DØDSFERD a une vertu pour moi, celle d’accepter ma gueule et ma condition humaine actuelle. Se passer dans les esgourdes un peu de ce machiavélisme sonore rageux et désespéré me fait également considérer de la plus belle sardonique des façons la bassesse innommable de ce monde, de cette urbanité crasse dans laquelle je suis prisonnier, et cela m’aide et me renforce. Je me balade dans la capitale, et je n’y vois que de l’insipide et du superflu, et DØDSFERD commente tout cela dans mon esprit. Tous ces connards et connasses arc-boutés sur leurs écrans, vivant un semblant d’existence, tout parfumés et sapés comme des outres, des sacs, croyant désespérément ressembler à l’image que le miroir feint de leur montrer. Tout dans l’allure et rien tout autour. Il est bien temps, avec ce genre de congénères, de prendre congé régulièrement de leurs foutues existences passables, et c’est le Black Metal qui m’y aidera.

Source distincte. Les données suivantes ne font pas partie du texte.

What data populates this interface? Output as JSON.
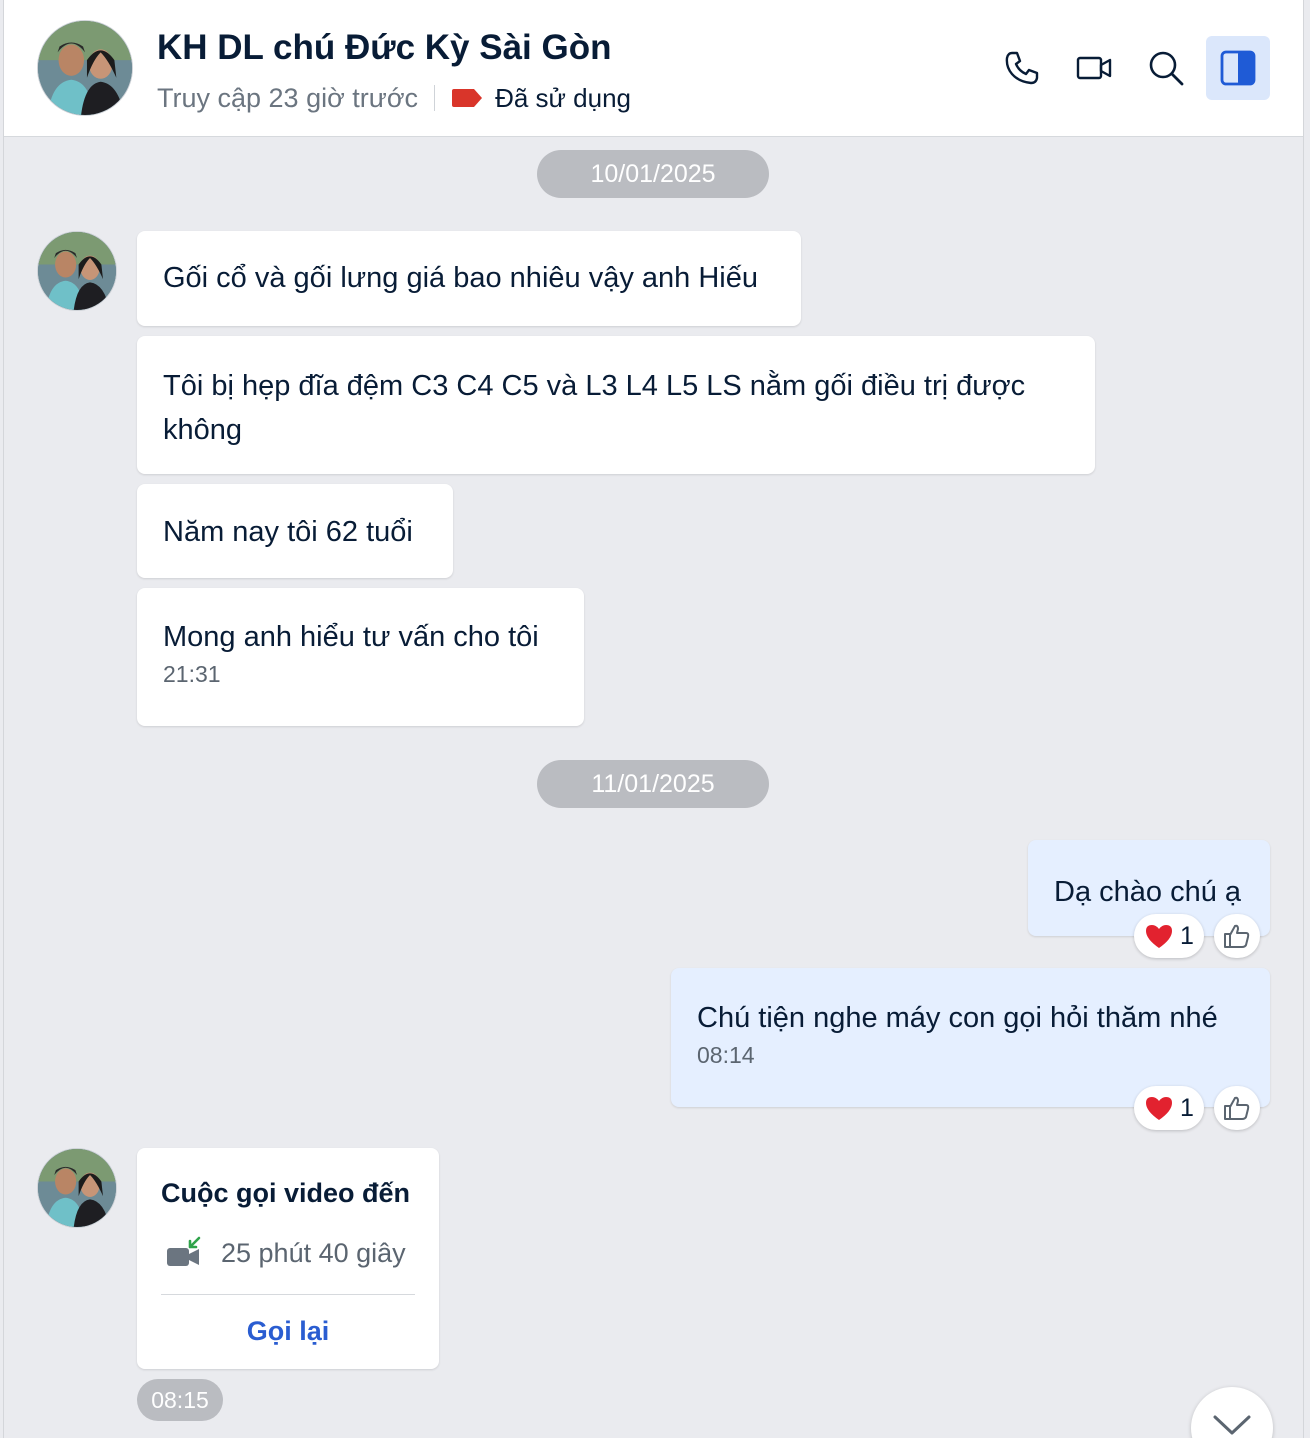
{
  "header": {
    "title": "KH DL chú Đức Kỳ Sài Gòn",
    "last_seen": "Truy cập 23 giờ trước",
    "tag_label": "Đã sử dụng",
    "tag_color": "#d9352a",
    "buttons": [
      "phone-icon",
      "video-call-icon",
      "search-icon",
      "sidebar-toggle-icon"
    ]
  },
  "dates": [
    "10/01/2025",
    "11/01/2025"
  ],
  "messages": {
    "m1": "Gối cổ và gối lưng giá bao nhiêu vậy anh Hiếu",
    "m2_line1": "Tôi bị hẹp đĩa đệm C3 C4 C5 và L3 L4 L5 LS nằm gối điều trị được",
    "m2_line2": "không",
    "m3": "Năm nay tôi 62 tuổi",
    "m4": "Mong anh hiểu tư vấn cho tôi",
    "m4_time": "21:31",
    "m5": "Dạ chào chú ạ",
    "m5_heart_count": "1",
    "m6": "Chú tiện nghe máy con gọi hỏi thăm nhé",
    "m6_time": "08:14",
    "m6_heart_count": "1"
  },
  "call": {
    "title": "Cuộc gọi video đến",
    "duration": "25 phút 40 giây",
    "callback_label": "Gọi lại",
    "time": "08:15"
  },
  "colors": {
    "accent": "#2a5dd1",
    "mine_bubble": "#e5efff",
    "background": "#eaebef"
  }
}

Depuis quand le Black Metal se doit-il d’être gentil avec autrui, ne se fourvoie-t-il pas à s’éloigner actuellement de son essence première : celle d’écarter l’autre de son espace vital, pour l’en déloger et assouvir à sa place un règne innommable. Je soliloque, désolé. Reprenons le fil des Grecs de DØDSFERD, cela vaudra mieux. D’ailleurs, Wrath s’est bien assagi sur cet opus bien plus mélancolique qu’à l’accoutumée. Non, mais écoutez-le ! Fini les cris de gorges tranchées, les supplications irascibles, Wrath s’entête à hurler son désespoir sans s’époumoner pour autant une bonne partie de l’album. "Diseased Remnants Of A Dying World", le dixième opus (sans compter les splits, les EP et les compilations), est pourtant admirable. Ferait-il presque passer DØDSFERD pour d’adorables Post-Black Metal’s men ? Non, n’exagérons rien ! Ces saletés ne vendront jamais leur âme à dieu. Cet album représente une nouvelle mue dans le parcours musical parfois en dents de scie des Grecs.

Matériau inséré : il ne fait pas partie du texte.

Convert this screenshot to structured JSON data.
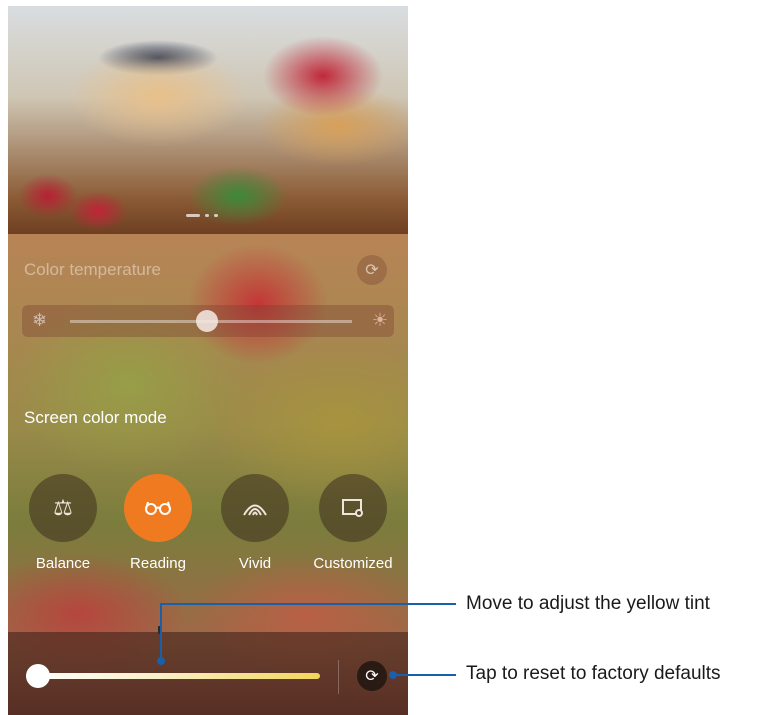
{
  "color_temperature": {
    "label": "Color temperature",
    "cold_icon": "snowflake-icon",
    "warm_icon": "sun-icon",
    "reset_icon": "refresh-icon",
    "level": 0.55
  },
  "screen_color_mode": {
    "title": "Screen color mode",
    "modes": [
      {
        "label": "Balance",
        "icon": "scale-icon",
        "active": false
      },
      {
        "label": "Reading",
        "icon": "glasses-icon",
        "active": true
      },
      {
        "label": "Vivid",
        "icon": "wave-icon",
        "active": false
      },
      {
        "label": "Customized",
        "icon": "custom-settings-icon",
        "active": false
      }
    ]
  },
  "tint_slider": {
    "level": 0.0,
    "reset_icon": "refresh-icon"
  },
  "annotations": {
    "slider": "Move to adjust the yellow tint",
    "reset": "Tap to reset to factory defaults"
  },
  "colors": {
    "accent": "#f07a20",
    "callout": "#1a5fa8"
  }
}
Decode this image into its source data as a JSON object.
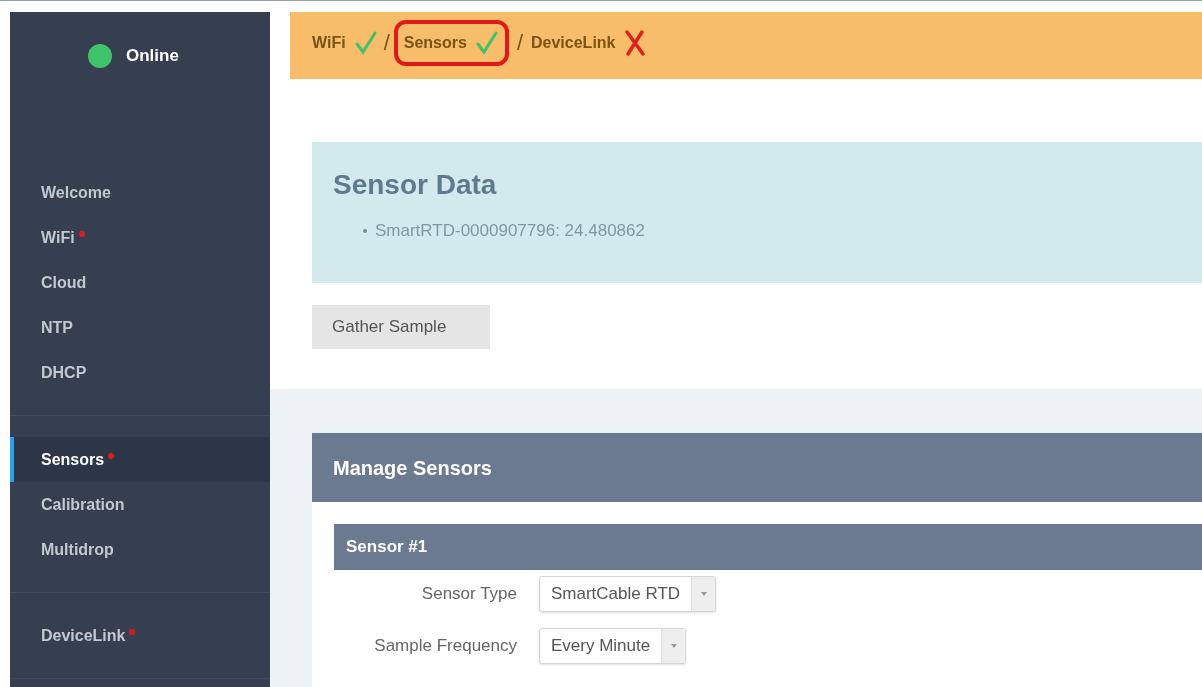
{
  "status": {
    "label": "Online",
    "online": true
  },
  "steps": [
    {
      "label": "WiFi",
      "ok": true,
      "highlighted": false
    },
    {
      "separator": "/",
      "label": "Sensors",
      "ok": true,
      "highlighted": true
    },
    {
      "separator": "/",
      "label": "DeviceLink",
      "ok": false,
      "highlighted": false
    }
  ],
  "sidebar": {
    "groups": [
      [
        {
          "label": "Welcome",
          "required": false,
          "selected": false
        },
        {
          "label": "WiFi",
          "required": true,
          "selected": false
        },
        {
          "label": "Cloud",
          "required": false,
          "selected": false
        },
        {
          "label": "NTP",
          "required": false,
          "selected": false
        },
        {
          "label": "DHCP",
          "required": false,
          "selected": false
        }
      ],
      [
        {
          "label": "Sensors",
          "required": true,
          "selected": true
        },
        {
          "label": "Calibration",
          "required": false,
          "selected": false
        },
        {
          "label": "Multidrop",
          "required": false,
          "selected": false
        }
      ],
      [
        {
          "label": "DeviceLink",
          "required": true,
          "selected": false
        }
      ]
    ]
  },
  "sensor_data": {
    "title": "Sensor Data",
    "readings": [
      "SmartRTD-0000907796: 24.480862"
    ]
  },
  "gather_button": "Gather Sample",
  "manage": {
    "title": "Manage Sensors",
    "sensors": [
      {
        "title": "Sensor #1",
        "fields": [
          {
            "label": "Sensor Type",
            "value": "SmartCable RTD"
          },
          {
            "label": "Sample Frequency",
            "value": "Every Minute"
          }
        ]
      }
    ]
  }
}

Si les compositions gardent une belle durée, elles se meuvent dans le spleen et le Black Metal. Véritable séance de psychanalyse sonore, rien que le premier titre, "My Father, My Wrath !!!", surprend. La causticité animale, parfois foutraque et assez Punk dans son essence (bien que ce terme me paraisse bien trop galvaudé dorénavant mais faute de mieux… hein !), si caractéristique du jeu de Wrath, le grand ordonnateur de DØDSFERD, vient ici se prendre un revers de baffe. En effet, la mélancolie des riffs, ce chant clair plaintif, la guitare acoustique néofolk, et la lancinance des rythmes viennent ternir l’ambiance, l’envelopper d’une tristesse hirsute. Et c’est un peu cette teinte noirâtre, fuligineuse, qui colore l’album. Le titre éponyme, superbement labyrinthique, alterne tout du long de ces seize minutes entre passages à la beauté maladive et souffreteuse et mid-tempo vengeur. Mais DØDSFERD sait également, après avoir surpris sa fanbase avec son premier titre un poil Post-Black DSBM dans l’âme, nous servir un très bel "Loyal To The Black Oath" énergique, possédé et « intéressamment » agressif ; avec toujours ces leads à la beauté ravageuse et la voix hurlée et pleine de barbelés de Wrath.
En proposant un album foncièrement dépressif et tourmenté, les Grecs de DØDSFERD continuent à surprendre leur auditoire. Pas de mauvais goût, cet album se veut, à force d’écoutes besogneuses et dans des circonstances qui s’y prêtent, un fidèle allié et un compagnon de route pour lutter à armes égales avec ce qui vous horripile ou vous attaque. Pour toutes ces raisons, j’avoue très franchement adorer DØDSFERD et ce, malgré des albums parfois inégaux. Celui-ci en tout cas, excepté le dernier titre plus anecdotique avec son violoncelle, son tic-tac métaphorique et ses vociférations éparses, reste de très bonne facture. Les Grecs ne nous déçoivent finalement jamais. Saletés de pestiférés du monde contemporain.